In the “Bizarre and Unexplainable” category of their Top 20 Drugs we find Celebrex at # 15, a drug which had three sisters—all now removed from the market for a variety of safety concerns. One of these sisters, Vioxx, was at the heart of the biggest drug disaster this century and responsible for tens of thousands of deaths in the US. Why Celebrex gets so widely prescribed, even now, is a mystery. There is no evidence that it’s more effective than other anti-inflammatory drugs. Furthermore, it is more expensive than many equivalent drugs and its label warns of the risk of heart attack. So, why is it still so popular? Maybe it’s because your MD says, “Got a drug plan? Good, here’s some Celebrex…”

Also on the Top 20 List are five agents of the proton pump inhibitor (PPI) class of drugs. These five include Losec, Nexium, Pantaloc, and Pariet, all of which are used to treat ulcers and gastroesophageal reflux disease (GERD). They are all more or less equivalent in effectiveness but can vary widely in price. If you really needed one of these you could pay anywhere from $45 to $100 per month depending on which drug your doctor prescribes. In British Columbia if PharmaCare is paying for your PPI, you’ll get the cheapest one. But if you’ve got a private drug plan you can spend oodles more, and not actually buy any more health effectiveness. Your doc asks, “Got a drug plan? Good, here’s some Nexium.” The next thing you know you`re walking out of the pharmacy with a $100 prescription. Even though these drugs are very effective alarm bells recently began to ring regarding just how often they are prescribed. Earlier this year an article in the British Medical Journal reviewed evidence around the use of PPIs and concluded that only 10 percent of the people on acid suppressive therapy (PPIs) were found to have an “acceptable inclination” for these drugs. Which is to say that most of the dollars you and your private drug plan pay for those five PPIs is wasted.

Older heartburn drugs like Tagamet or Zantac, and other drugs available over the counter at a fraction of the price often get bypassed if you have a private drug plan. In reality, most people, if they altered their lifestyle or lost 10 pounds, wouldn’t need a heartburn drug at all.

The Top 20 List is a real eye-opener. It’s full of drugs that public drug plans either restrict, or won’t pay for at all. We think our private drug plan is providing good medicine and the best healthcare, but it could be just the opposite. If your doctor asks “Got a drug plan?” you might deflect him by asking his opinion of available treatments based on safety, effectiveness and cost. If there are a bunch of drugs that do the same thing, ask for the generic or the cheapest of the lot. You can always move up the chain if these don’t work. You’re not helping anyone, except the drug firms by wasting yours or your private drug plan’s money.

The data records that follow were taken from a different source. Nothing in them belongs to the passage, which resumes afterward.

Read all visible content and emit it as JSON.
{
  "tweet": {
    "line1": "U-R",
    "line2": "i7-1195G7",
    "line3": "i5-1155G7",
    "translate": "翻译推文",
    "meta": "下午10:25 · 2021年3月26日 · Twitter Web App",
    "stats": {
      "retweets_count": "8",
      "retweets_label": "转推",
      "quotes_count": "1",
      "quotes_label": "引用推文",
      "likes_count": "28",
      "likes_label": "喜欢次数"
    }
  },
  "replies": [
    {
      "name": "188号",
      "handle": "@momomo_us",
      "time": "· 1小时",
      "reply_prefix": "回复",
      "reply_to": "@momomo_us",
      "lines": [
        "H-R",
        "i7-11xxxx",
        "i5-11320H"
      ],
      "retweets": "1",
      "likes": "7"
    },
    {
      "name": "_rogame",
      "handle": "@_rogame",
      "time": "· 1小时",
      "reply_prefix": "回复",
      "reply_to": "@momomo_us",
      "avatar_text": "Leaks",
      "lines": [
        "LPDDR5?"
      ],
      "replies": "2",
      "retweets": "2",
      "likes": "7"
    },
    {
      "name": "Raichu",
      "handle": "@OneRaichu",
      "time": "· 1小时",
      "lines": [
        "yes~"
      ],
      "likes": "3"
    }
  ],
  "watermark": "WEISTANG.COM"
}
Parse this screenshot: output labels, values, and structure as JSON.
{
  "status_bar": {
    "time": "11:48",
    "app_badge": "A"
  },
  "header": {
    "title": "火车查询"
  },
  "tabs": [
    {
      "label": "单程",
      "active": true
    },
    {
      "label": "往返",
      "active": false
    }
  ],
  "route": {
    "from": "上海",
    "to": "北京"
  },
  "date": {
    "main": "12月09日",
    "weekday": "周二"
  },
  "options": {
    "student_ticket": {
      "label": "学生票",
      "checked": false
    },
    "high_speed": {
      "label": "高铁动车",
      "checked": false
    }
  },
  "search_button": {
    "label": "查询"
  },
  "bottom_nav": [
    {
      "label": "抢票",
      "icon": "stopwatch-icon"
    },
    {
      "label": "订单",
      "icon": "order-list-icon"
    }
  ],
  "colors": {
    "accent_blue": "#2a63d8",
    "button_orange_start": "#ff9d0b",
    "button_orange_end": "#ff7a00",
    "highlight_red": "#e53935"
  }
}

Albert Einstein once said, “Not everything that can be counted counts, and not everything that counts can be counted.” My health insurance corollary to this quote goes like this, “Not everything that is paid for works, and not everything that works is paid for.” Maybe this is a bit of advice worth remembering the next time that pen is poised over the prescription pad.

If you think you have been injured by a prescription drug, you should call the Canada Vigilance Program at 1-866-234-2345. You can also submit an adverse reaction report on the Med Effect Canada website (www.hc-sc.gc.ca/dhp-mps/medeff/index_e.html).